Its consolidated net profit: down -48.3% to 1,034 million dirhams ($113 million).
This sharp decline in profit partly reflects a very sharp increase in its cost of risk. It reached 3 billion dirhams in the first half of 2020, compared to 1.38 billion a year ago. "This increase is due to the integration of IFRS [accounting] provisions in anticipation of the impacts of the Covid-19 pandemic on the economy, as well as collection provisions for the group's customers in lockdown," explains Mohamed Karim Mounir's group.
* Bank of Africa (BOA)
It is also a certain stability, despite the coronavirus storm that marks the interim results of the former BMCE Bank, renamed at the end of 2019 Bank of Africa (BMCE Group), named after the institution it absorbed in 2008. The group controlled by Othman Benjelloun is present in thirteen African countries, as well as in Europe.
Its net banking income: stable at 7 billion dinars (761 million dollars) at June 30 for the group, against 3.6 billion (+3.4%) for the main subsidiary in Morocco.
It should be noted that its other financial indicators, apart from the level of deposits and loans to customers, were not presented for the first half of the year.
It should be noted that BOA Burkina, listed on the Regional Stock Exchange (BRVM) in Abidjan, recorded an appreciable increase in revenue in the 1st half (+12%) to 23.2 billion CFA francs, for a net result (+1.9%) of 9.3 billion.
Dizzying falls
On the side of English-speaking Africa, the first results published, whether in Nigeria with the rout of oil and that of the naira, or in South Africa, the declines in incomes are (overall) the strongest.
* Standard Bank Group
The South African heavyweight, driven by Sim Tshabalala, was able to limit the breakage due to its strong continental footprint. Six of its countries of establishment (Angola, Ghana, Kenya, Mozambique, Nigeria and Uganda) compensated for the sharp fall in the group's profits in the Rainbow Nation (+11% against -72% for Standard Bank South Africa).
Among the few indicators presented that are relevant to be compared to other banking groups, we therefore find: revenues down -7% to 61.5 billion rand ($3.56 billion), for a profit of 7.5 billion rand, down -44% compared to the first half of 2019. said increased to R11.3 billion, 2.7 times the level of the previous period (1st half of 2019), reflecting the environment and the difficult outlook," the group said. The ROE is 8.5% in the first half of the year (9.5% the previous year).
* Nedbank
South Africa's fifth-largest banking group in 2019 (in balance sheet total), Nedbank is also showing dizzying declines in some of these profitability indicators.
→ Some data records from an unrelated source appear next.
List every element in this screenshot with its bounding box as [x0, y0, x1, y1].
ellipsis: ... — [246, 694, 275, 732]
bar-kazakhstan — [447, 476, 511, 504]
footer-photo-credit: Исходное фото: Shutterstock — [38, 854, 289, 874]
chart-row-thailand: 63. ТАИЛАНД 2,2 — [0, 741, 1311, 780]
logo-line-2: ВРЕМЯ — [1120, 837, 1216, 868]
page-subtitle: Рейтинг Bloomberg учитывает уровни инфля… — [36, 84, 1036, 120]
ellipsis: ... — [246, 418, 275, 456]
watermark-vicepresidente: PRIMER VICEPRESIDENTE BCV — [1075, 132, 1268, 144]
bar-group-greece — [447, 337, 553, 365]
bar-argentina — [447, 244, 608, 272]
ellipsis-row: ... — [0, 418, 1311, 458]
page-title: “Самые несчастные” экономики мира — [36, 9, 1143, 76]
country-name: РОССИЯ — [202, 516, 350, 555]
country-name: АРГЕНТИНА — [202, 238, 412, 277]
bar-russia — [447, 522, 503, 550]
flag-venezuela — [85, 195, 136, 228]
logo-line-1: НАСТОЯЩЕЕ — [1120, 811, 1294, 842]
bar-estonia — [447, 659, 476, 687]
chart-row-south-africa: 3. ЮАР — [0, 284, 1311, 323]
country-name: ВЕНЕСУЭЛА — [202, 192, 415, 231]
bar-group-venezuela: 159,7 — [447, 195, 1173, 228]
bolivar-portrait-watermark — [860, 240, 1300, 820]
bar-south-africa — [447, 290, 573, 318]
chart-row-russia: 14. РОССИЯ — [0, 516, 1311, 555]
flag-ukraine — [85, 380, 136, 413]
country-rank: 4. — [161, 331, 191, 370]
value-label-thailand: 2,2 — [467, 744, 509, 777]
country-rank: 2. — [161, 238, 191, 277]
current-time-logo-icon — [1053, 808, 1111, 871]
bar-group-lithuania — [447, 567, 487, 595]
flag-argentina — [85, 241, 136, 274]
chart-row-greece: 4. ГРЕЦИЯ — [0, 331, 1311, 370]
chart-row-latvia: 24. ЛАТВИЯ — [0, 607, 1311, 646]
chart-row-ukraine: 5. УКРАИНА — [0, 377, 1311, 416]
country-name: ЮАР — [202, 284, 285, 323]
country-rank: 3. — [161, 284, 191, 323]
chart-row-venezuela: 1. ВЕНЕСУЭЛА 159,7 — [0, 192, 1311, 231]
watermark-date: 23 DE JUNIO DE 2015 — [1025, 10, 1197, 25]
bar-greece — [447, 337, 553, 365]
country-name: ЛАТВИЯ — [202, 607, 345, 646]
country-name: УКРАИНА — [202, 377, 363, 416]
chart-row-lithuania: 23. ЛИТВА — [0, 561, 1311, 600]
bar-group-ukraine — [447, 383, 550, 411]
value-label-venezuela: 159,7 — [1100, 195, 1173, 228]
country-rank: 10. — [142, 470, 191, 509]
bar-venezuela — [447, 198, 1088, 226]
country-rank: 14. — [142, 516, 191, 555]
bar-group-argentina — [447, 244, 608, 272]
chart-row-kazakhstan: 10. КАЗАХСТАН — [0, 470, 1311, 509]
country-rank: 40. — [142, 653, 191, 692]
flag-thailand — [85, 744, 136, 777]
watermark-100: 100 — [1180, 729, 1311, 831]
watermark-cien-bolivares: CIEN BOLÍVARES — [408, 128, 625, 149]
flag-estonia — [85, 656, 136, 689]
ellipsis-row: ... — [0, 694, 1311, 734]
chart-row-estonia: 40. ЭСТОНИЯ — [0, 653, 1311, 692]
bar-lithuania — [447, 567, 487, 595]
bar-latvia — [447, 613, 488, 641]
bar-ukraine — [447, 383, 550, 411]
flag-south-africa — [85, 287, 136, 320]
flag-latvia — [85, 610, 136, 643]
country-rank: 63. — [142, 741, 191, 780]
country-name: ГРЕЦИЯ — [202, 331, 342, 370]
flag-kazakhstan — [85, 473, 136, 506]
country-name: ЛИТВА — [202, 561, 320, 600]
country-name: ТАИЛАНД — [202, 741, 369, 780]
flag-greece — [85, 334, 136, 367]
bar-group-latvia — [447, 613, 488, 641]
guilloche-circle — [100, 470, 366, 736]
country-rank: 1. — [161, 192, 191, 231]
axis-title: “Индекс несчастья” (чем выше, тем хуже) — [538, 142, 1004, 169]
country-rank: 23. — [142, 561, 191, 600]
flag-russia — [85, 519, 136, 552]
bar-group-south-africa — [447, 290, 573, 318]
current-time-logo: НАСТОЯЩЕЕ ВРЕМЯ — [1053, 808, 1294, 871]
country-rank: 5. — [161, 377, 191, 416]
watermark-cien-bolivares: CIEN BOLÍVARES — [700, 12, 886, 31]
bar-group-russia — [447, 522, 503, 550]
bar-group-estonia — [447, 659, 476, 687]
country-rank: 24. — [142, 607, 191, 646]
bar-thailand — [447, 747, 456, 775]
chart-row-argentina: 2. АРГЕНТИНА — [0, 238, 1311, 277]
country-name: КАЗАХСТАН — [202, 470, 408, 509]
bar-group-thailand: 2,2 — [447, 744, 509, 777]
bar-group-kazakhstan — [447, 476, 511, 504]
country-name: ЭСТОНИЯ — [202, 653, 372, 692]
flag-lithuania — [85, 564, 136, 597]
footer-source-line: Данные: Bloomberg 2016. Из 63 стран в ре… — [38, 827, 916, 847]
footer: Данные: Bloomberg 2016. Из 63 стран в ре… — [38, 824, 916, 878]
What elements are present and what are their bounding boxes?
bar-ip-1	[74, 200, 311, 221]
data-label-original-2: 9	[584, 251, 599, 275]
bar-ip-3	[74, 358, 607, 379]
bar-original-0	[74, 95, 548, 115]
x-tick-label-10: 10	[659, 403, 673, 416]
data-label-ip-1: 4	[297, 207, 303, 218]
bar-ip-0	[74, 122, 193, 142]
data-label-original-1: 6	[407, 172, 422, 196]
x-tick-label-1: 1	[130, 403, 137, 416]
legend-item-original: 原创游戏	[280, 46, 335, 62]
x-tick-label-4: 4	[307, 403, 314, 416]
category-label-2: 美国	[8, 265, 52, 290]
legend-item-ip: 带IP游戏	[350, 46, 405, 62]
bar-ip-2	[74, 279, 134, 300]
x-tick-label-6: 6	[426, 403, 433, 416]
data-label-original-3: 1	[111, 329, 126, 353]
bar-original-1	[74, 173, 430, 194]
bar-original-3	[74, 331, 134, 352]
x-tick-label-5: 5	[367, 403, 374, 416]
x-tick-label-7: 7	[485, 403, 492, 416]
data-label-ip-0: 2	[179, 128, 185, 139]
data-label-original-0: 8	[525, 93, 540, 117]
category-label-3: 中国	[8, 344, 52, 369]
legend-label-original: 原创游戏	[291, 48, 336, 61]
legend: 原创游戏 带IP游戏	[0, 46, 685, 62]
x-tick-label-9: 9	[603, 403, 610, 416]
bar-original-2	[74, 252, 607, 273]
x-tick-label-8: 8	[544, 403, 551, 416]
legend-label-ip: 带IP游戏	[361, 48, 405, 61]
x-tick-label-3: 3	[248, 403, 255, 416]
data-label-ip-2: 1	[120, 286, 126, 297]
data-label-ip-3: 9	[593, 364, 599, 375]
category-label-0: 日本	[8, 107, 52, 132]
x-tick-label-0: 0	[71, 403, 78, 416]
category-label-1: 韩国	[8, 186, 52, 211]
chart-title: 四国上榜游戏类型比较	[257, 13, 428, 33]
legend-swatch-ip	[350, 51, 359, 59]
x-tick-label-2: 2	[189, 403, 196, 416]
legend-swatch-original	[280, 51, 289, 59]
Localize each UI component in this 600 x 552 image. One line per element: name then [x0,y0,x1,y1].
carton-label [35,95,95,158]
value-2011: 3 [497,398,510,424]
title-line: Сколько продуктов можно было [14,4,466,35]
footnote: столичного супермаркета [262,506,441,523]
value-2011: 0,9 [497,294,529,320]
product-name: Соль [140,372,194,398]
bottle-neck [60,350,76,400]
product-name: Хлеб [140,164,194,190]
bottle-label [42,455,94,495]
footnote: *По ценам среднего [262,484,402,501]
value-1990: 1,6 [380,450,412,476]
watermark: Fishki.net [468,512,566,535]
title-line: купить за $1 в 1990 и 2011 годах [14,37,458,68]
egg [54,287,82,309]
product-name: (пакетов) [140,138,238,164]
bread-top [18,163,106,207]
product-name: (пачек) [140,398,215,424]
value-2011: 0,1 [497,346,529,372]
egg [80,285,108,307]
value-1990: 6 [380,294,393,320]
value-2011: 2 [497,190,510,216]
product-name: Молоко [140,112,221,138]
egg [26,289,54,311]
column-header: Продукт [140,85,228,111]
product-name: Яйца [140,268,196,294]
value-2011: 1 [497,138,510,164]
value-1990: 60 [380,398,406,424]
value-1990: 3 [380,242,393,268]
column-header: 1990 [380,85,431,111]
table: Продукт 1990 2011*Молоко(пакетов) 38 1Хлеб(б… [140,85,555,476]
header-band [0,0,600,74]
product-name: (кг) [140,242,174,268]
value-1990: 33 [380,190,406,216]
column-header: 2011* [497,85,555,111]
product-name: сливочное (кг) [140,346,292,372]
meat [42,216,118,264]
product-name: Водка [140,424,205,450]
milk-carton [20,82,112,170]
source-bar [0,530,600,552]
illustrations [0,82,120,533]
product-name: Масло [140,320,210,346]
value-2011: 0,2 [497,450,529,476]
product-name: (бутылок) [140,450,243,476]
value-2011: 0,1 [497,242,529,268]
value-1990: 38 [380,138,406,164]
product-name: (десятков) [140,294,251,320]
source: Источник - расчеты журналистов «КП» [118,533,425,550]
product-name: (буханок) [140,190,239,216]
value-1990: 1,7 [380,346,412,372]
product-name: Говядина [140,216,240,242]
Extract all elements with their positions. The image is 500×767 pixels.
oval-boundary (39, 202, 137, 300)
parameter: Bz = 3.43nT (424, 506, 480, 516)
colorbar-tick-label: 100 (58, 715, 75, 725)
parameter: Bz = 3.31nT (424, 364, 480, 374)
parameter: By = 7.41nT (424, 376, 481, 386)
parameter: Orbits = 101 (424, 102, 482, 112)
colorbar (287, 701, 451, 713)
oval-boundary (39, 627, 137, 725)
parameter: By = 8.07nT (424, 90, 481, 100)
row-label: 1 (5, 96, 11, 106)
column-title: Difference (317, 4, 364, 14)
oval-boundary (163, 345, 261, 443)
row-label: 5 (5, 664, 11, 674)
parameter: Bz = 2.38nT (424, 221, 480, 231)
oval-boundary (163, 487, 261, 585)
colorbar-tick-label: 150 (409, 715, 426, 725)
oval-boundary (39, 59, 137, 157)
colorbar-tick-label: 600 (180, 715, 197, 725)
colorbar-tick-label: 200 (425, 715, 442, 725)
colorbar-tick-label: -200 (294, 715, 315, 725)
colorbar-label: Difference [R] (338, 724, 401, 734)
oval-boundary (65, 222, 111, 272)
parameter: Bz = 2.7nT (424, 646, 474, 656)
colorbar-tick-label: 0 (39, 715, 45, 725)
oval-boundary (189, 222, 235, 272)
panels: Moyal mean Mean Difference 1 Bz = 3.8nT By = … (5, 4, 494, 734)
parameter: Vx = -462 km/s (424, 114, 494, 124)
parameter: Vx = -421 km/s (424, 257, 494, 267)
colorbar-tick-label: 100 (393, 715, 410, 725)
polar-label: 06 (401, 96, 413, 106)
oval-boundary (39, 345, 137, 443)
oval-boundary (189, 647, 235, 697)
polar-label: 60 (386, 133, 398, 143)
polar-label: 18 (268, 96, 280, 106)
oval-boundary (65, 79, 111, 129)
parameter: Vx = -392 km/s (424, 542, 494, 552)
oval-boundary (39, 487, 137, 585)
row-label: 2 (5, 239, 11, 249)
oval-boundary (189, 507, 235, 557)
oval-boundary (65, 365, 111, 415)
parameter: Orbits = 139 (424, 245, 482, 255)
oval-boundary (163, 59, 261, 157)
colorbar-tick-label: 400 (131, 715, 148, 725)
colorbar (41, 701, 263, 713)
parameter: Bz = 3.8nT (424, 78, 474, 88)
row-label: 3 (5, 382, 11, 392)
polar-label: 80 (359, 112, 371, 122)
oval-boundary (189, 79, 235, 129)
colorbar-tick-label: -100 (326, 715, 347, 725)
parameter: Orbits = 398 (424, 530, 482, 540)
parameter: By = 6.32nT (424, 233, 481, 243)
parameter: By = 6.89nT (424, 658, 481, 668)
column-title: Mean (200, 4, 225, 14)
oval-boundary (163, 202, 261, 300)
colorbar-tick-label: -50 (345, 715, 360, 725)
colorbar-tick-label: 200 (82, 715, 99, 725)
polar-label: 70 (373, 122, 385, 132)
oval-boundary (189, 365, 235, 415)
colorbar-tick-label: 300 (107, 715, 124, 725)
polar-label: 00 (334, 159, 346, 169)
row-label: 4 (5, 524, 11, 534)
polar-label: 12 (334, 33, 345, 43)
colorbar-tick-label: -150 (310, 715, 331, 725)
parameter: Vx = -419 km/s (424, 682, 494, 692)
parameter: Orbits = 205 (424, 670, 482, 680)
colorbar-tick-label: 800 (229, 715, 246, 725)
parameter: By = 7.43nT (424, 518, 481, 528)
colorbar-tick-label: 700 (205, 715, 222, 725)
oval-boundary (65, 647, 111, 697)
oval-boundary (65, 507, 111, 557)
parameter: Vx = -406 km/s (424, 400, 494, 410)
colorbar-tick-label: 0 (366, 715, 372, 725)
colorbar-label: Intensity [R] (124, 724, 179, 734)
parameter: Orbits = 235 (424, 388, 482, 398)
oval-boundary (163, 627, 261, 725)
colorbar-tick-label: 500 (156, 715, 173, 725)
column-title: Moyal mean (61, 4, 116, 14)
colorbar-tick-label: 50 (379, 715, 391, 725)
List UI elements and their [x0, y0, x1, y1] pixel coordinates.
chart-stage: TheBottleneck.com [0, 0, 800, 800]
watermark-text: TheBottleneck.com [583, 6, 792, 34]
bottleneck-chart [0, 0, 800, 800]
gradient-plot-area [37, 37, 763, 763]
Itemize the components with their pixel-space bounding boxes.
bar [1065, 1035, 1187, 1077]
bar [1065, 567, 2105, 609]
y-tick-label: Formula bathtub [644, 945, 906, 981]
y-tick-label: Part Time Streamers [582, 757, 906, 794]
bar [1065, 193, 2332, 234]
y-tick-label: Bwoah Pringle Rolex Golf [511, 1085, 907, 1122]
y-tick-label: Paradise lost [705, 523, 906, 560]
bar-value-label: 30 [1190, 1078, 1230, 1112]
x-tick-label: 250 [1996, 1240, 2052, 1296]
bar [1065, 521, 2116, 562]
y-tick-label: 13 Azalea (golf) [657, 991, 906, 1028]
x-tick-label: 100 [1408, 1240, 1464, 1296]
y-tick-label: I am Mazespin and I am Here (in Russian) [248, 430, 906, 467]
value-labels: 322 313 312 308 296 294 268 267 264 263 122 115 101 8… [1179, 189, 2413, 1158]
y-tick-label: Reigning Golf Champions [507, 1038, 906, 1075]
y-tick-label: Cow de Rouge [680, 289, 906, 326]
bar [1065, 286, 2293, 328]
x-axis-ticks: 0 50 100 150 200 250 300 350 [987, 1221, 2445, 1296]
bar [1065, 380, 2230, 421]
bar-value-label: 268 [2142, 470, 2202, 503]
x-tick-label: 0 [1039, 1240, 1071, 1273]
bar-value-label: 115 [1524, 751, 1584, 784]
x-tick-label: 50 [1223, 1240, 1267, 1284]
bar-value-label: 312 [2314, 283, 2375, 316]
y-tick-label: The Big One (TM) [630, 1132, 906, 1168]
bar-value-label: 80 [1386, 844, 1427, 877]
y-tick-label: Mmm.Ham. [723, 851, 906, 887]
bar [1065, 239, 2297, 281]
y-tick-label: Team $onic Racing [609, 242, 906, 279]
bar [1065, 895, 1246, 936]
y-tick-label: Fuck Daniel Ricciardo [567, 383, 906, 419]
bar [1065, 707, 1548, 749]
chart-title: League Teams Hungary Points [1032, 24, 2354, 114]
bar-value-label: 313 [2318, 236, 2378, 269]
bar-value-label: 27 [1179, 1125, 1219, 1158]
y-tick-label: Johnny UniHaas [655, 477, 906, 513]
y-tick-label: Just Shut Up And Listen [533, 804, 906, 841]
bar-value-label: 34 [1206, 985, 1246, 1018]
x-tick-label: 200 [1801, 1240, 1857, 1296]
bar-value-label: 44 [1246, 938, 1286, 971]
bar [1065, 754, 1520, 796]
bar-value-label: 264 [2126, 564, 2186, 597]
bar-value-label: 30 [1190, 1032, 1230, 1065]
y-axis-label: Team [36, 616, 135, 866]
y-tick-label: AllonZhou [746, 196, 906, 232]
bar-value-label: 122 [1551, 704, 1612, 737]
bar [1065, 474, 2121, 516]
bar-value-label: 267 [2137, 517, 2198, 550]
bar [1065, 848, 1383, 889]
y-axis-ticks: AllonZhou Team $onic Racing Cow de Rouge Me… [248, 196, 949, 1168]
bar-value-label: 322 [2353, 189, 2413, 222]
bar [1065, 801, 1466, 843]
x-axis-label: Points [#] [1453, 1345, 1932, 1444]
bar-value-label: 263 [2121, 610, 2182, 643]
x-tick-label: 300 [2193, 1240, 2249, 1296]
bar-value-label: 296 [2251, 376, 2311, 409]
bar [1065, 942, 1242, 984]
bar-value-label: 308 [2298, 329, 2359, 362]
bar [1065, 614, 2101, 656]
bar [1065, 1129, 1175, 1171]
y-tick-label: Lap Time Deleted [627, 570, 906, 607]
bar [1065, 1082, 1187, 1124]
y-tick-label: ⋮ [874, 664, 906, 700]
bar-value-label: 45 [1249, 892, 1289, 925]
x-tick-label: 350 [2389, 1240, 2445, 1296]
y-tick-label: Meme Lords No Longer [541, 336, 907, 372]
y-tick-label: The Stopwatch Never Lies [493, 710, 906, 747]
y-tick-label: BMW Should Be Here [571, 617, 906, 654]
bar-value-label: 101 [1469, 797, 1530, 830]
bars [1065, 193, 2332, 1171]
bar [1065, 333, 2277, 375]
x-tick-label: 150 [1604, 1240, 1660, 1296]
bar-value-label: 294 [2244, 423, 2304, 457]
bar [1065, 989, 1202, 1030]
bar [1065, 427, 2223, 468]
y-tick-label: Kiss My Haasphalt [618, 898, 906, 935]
The group explains that it was affected in particular because of a "significant increase in asset impairments", "the impact of Covid-19", or "the negative revaluation of certain investments not yet made and affected by the fall in the markets". Its profit (headline earnings) fell sharply (-69%) to R2.1 billion. As for Nedbank's return on equity, it fell sharply to 4.8%, compared to 16.8% in the first half of 2019.
* Kenya Commercial Bank
In the east of the continent, Kenya's largest bank has a mixed balance sheet at the halfway point. While KCB has chosen, like many banks affected by the consequences of the pandemic, to sharply increase its provisions to cover the increase in its credit risk. Its after-tax profit fell -40% to 7.6 billion shillings ($71 million).
Most subsidiaries of the joshua Oigara-led banking group have maintained the minimum capital requirement ratios. However, the newly acquired subsidiary National Bank of Kenya is falling short of the rules. KCB plans to inject additional capital by the end of the year to bring its subsidiary into compliance.
* Equity Bank
The same echoed by Equity Bank, whose half-year profits fell by -24% to 9.1 billion shillings ($84 million) in the first six months of the year.
A result that James Mwangi, the CEO of the Kenyan group, attributes to the "15-fold increase in their provisions for loan losses as a result of the risks associated with the management and control of Covid-19, and economic shocks and disruptions to supply chains during the lockdown".